If the user explicitly signals satisfaction ("thank you", "that helped", "much better", etc.), a +1.0 reward is injected into the bandit for the previous action immediately — without waiting for the next-turn affect transition. This teaches ELARA what actually worked, not just that things improved.

Escalation smoother

A 5-turn rolling affect window prevents single-turn overreaction:

  • A single confused/frustrated message after a calm history is dampened.
  • frustrated requires ≥2 consecutive non-calm turns (or all three strong signals) to stand.
  • A single short reply ("Yes.") after calm history is reclassified as calm, not disengaged.
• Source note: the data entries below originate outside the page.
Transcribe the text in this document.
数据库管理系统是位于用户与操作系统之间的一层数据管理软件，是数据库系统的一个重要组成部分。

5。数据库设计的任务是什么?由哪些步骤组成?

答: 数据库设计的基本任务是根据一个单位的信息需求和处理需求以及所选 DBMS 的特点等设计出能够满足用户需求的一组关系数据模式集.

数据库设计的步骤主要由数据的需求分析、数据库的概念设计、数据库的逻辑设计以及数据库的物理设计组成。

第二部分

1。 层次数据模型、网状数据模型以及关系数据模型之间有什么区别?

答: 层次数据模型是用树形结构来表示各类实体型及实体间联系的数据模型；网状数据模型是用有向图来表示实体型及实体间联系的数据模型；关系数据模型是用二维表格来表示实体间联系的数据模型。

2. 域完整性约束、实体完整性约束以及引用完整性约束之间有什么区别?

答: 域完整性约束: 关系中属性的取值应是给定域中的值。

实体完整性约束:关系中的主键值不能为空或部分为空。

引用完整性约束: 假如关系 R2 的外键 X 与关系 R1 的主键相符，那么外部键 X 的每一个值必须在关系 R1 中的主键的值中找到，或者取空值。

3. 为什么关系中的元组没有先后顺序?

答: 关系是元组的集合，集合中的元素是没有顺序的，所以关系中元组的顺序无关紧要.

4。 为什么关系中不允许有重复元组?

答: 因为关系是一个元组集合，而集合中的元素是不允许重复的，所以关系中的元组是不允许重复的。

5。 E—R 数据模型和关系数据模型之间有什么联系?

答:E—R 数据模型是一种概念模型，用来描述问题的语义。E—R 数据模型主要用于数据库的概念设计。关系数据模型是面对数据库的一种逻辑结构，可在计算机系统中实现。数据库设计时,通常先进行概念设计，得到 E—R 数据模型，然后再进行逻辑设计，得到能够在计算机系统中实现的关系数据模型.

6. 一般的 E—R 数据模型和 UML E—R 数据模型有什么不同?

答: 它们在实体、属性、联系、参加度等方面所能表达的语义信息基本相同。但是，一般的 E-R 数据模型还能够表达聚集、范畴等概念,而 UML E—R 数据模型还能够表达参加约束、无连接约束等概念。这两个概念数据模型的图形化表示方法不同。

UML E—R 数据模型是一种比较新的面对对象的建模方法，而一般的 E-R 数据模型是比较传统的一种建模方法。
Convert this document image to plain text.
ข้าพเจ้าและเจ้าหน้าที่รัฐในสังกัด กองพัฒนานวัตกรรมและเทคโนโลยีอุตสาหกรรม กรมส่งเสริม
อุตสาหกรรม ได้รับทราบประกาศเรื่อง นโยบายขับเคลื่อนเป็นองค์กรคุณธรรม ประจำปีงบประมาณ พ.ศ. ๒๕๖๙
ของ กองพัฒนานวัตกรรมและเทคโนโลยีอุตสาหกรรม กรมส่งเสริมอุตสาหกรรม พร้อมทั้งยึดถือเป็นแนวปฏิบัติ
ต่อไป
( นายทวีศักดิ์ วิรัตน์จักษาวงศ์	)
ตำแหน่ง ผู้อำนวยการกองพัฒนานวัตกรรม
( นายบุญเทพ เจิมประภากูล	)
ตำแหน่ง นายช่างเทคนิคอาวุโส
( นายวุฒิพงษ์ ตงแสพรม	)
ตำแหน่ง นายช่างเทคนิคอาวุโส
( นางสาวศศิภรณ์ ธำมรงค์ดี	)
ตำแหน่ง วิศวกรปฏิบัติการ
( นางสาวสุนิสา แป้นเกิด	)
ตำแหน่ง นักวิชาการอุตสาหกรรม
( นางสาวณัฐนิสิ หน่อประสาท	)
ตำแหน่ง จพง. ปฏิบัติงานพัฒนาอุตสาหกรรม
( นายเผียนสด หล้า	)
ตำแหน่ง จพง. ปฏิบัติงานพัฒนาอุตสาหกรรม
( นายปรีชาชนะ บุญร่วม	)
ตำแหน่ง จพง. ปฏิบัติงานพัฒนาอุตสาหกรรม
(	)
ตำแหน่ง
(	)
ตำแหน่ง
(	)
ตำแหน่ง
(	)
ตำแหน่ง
Running the Example Client

# In a second terminal (service must be running)
python example_client.py

Switching LLM Backend Per Request

# Ollama (default)
curl -X POST http://localhost:8000/chat \
  -H "Content-Type: application/json" \
  -d '{"message": "Good morning!", "state": null, "backend": "ollama"}'

# Groq (requires GROQ_API_KEY)
curl -X POST http://localhost:8000/chat \
  -H "Content-Type: application/json" \
  -d '{"message": "Good morning!", "state": null, "backend": "groq"}'

Notes

  • Audio / Voice mode: audio.py handles always-on mic, barge-in detection, and TTS but is not wired into the HTTP endpoints. For voice mode, add a thin layer that calls STT before the request and feeds the /chat/stream token events into sentence_chunks() for low-latency TTS.
  • Multi-user: Each session_id gets its own bandit matrix files in tables/. File-based locking (threading.Lock + fcntl.flock) is safe for a single server process. For a care facility with many concurrent users, replace storage.py's backend with Redis.
  • Privacy: STT (faster-whisper) runs fully offline. The LLM can be run locally via Ollama — no data leaves the device unless you opt into the Groq backend.